I noticed we were in a dark area, one that Margaret must have been squinting to see ahead of her, especially at this speed. There were several trees around us until an open expanse of grassy fields surrounded the roads. They were hard to see, but I could almost make out the corn plants which covered the earth. In the distance there was a light brighter than the stars and the moon. It was shaped like a saucer, traditional in its design but advanced in the way it could choose to reflect light and radio waves. It shone toward us to signal me. As we grew closer, the humming grew louder, and I now knew that even if Centaurus and Pinwheel wanted to keep me here, they could not deny my approach now. Andromeda would have their heads if they pretended not to detect me. The thought of seeing my Alpha again made my heart race. I felt nervous, yet relaxed, and most of all warm in the depths of my heart. This must have been love– it was addicting. I almost wanted to stay a human so I could feel it over and over.

Gradually, the bus slowed to a stop. When the ride was over, my hair was nearly standing against gravity. The old man in the back looked like he was reeling, but he stuck his thumb up when I looked at him. I presumed that was a positive gesture. Margaret opened the door, and I led the way off the bus. She looked cautious, perhaps even terrified, as she peered up at the hovering object. I held her phone in my hand, my thumb reluctant to hit the signal button.

“Margaret, thank you so much for all you have done for me,” I looked at her with teary eyes. “Without you, I’d be lost and alone, somewhere far away from my home right now.”

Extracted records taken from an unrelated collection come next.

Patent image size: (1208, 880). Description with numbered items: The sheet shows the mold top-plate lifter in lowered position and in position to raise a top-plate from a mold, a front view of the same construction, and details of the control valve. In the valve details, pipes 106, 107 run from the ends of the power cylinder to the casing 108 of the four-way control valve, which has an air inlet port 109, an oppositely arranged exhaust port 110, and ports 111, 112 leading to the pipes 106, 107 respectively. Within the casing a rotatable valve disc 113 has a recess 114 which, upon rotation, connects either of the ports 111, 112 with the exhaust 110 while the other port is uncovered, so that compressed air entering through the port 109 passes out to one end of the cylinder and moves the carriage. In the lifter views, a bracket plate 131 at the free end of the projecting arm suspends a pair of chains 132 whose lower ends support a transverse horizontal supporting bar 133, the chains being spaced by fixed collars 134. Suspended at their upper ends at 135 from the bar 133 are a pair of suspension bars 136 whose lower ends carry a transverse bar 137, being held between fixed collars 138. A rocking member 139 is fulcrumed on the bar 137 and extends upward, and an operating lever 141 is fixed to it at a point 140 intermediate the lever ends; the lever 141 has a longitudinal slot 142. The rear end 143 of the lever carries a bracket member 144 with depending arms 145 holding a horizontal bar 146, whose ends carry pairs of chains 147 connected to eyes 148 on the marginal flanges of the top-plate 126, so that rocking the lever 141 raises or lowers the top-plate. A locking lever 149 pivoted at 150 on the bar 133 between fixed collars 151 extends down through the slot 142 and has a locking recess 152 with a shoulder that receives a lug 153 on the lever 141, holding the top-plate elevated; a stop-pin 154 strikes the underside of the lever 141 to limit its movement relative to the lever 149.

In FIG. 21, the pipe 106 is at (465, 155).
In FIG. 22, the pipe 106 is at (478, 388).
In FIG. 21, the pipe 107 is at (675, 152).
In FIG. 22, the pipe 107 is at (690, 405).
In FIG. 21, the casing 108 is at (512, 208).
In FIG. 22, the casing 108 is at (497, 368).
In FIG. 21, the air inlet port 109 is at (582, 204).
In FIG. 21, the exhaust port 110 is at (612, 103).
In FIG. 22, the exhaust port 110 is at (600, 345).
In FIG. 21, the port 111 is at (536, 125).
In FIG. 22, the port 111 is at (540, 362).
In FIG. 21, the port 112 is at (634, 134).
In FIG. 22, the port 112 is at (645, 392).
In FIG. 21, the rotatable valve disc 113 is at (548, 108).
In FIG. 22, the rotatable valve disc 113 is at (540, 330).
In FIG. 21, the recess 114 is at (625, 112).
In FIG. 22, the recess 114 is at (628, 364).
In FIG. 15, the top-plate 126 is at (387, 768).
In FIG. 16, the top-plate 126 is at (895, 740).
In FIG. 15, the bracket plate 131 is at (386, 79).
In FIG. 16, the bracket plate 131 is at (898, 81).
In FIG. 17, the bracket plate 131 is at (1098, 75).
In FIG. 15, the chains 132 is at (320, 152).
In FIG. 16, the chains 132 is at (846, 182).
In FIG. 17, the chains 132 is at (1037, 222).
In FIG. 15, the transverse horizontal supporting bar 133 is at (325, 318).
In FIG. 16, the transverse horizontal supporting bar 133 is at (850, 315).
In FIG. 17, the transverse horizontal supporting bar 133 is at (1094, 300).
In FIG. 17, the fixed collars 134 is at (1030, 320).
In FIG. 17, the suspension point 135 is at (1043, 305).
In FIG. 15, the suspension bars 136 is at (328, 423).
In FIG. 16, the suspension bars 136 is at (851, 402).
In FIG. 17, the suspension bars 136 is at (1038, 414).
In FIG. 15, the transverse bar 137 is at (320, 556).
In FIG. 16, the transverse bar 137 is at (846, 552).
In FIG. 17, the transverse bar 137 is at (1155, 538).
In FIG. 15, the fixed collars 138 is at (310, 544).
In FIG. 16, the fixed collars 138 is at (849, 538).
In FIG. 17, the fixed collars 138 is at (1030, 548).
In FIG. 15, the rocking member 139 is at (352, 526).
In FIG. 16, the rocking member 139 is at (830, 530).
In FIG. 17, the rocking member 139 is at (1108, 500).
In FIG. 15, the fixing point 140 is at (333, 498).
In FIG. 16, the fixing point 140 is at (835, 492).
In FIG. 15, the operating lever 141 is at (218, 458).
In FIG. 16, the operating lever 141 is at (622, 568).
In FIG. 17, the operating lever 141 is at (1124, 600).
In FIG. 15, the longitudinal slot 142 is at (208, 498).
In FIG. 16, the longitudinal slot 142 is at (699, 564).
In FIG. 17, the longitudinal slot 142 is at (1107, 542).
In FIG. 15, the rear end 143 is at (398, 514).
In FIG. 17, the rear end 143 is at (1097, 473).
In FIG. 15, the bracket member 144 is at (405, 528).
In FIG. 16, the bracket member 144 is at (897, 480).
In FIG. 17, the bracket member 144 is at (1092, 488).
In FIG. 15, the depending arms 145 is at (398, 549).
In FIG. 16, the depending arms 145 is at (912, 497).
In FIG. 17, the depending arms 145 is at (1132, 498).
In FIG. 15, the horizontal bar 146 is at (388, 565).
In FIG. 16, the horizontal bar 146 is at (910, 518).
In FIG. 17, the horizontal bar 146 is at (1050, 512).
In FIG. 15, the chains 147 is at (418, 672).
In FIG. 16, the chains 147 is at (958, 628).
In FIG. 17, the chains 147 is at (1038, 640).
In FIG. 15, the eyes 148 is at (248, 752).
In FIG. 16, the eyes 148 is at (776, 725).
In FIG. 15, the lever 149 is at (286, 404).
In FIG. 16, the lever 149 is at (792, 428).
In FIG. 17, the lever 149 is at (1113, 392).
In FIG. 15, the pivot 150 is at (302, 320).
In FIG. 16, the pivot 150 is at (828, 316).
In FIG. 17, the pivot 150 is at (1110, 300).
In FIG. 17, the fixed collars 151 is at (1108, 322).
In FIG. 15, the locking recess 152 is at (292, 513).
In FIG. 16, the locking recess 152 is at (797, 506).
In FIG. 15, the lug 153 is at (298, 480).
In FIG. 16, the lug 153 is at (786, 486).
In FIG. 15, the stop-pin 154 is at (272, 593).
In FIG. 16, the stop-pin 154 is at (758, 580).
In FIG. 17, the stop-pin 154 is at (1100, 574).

“You’re welcome, kid. Thank you, too. This really has been something I won’t forget. Least not for a while.” She chuckled. “Get home safe now.”

I nodded happily. “One more thing,” I pointed the phone up at the spacecraft, attempting to get it all in frame. With a click the picture was taken. “Here! A picture, just like you always wanted when you were younger. It may not mean much to others, but at least you can remember me by it.” I opened the phone’s back and removed the chip. The language switched to English with a click. “Anyway, I guess this is…”

When I caught a glimpse of her tears had collected under her eyes. She went forward to give me the sacred human ‘hug’. Honored, I hugged back. I had an attachment to Margaret that I never thought I’d feel to a human. “I’ll be back sometime surely. I’d love to ride your bus again.”

With a sniffle, she said, “You better. Now go back to your home and tell ‘em how nice us humans are.”

I smiled. My finger pressed the call button, and the loud voice asked if I was ready to be teleported. I set the phone on the ground and replied, “Yes.”

Margaret stepped back, and the last I saw of her was a mystified face as my form began to change. My pale hands became a deep shade of green, and my vision grew significantly better without those old human eyes. I caught a glimpse of the man in the back who now had his mouth gaping as he pressed his face against the window. The ship pulled me to the sky, and my laugh rang through the misty night air.